Interview mit OP-Schwester Judith Gröschner* (*der Name wurde von der Redaktion geändert). Frau Gröschner arbeitet seit rund dreißig Jahren in einem der größten Krankenhäuser Deutschlands
von Camilla Hildebrandt
Lesedauer 7 Minuten1bis19
Auf der Informationsseite des Bundesministeriums für Gesundheit (BMG) ist zu lesen:
„Die Impfung erfolgt freiwillig, es wird in Deutschland keine Impfpflicht gegen COVID-19 geben.

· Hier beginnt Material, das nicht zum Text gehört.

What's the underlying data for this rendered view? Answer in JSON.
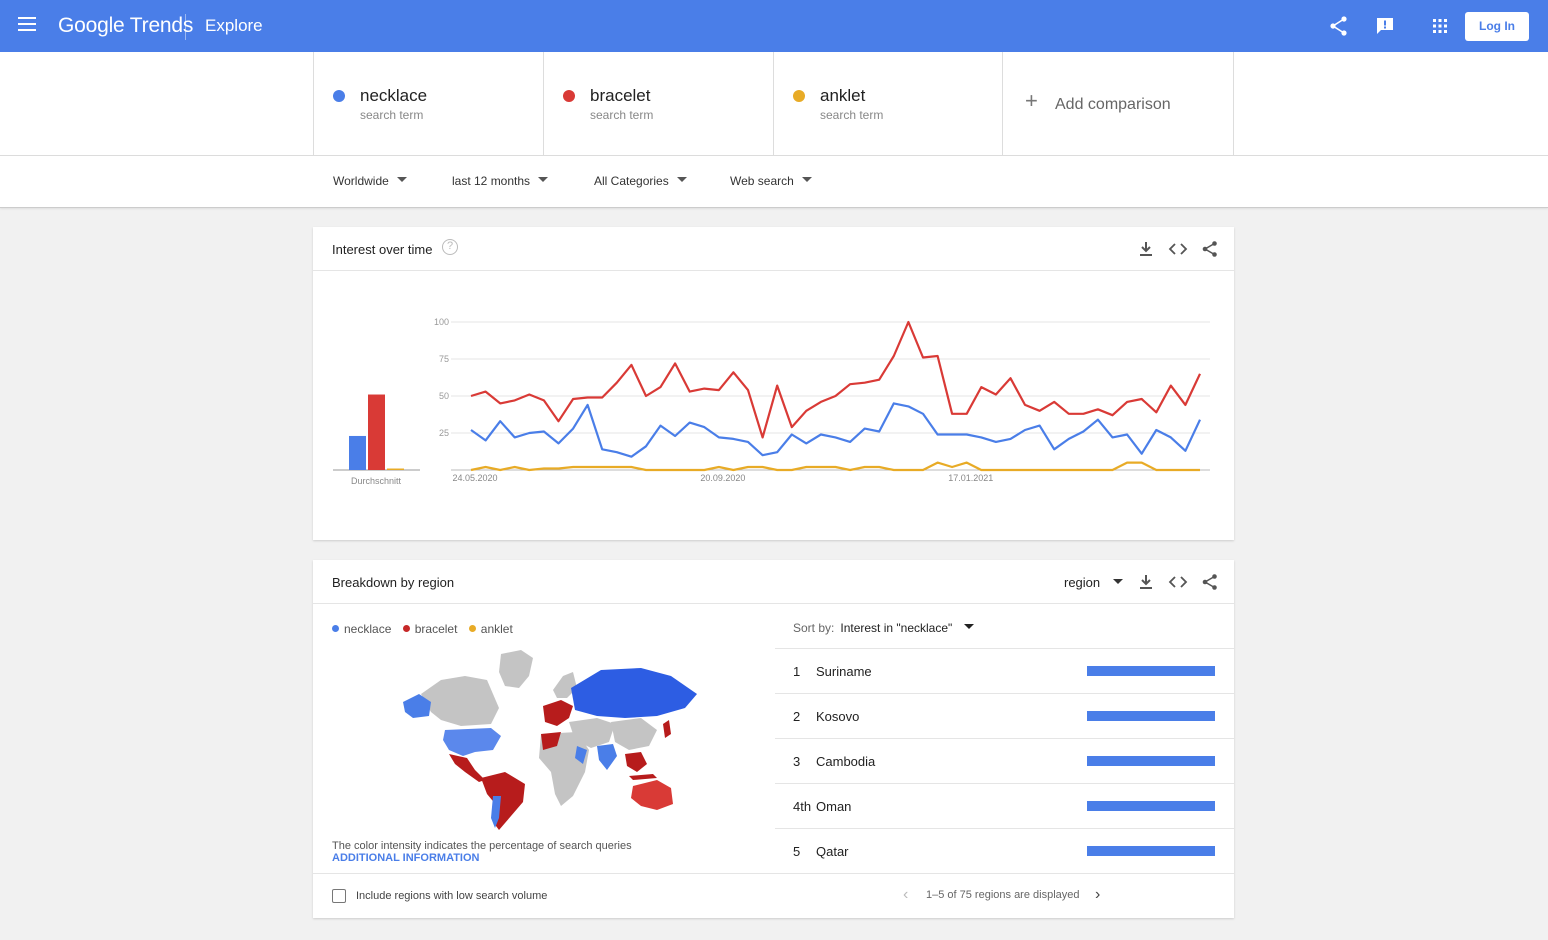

Nach aktuellem Stand kann ein Arbeitgeber keine Impfung verlangen. Unabhängig davon ist eine Impfung jedoch sehr ratsam, um sich selbst und die Gemeinschaft bestmöglich zu schützen.“ (Stand: 12.04.2021).
Frau Gröschner, wie ist die Bereitschaft in Ihrem Haus, sich gegen Covid-19 impfen zu lassen?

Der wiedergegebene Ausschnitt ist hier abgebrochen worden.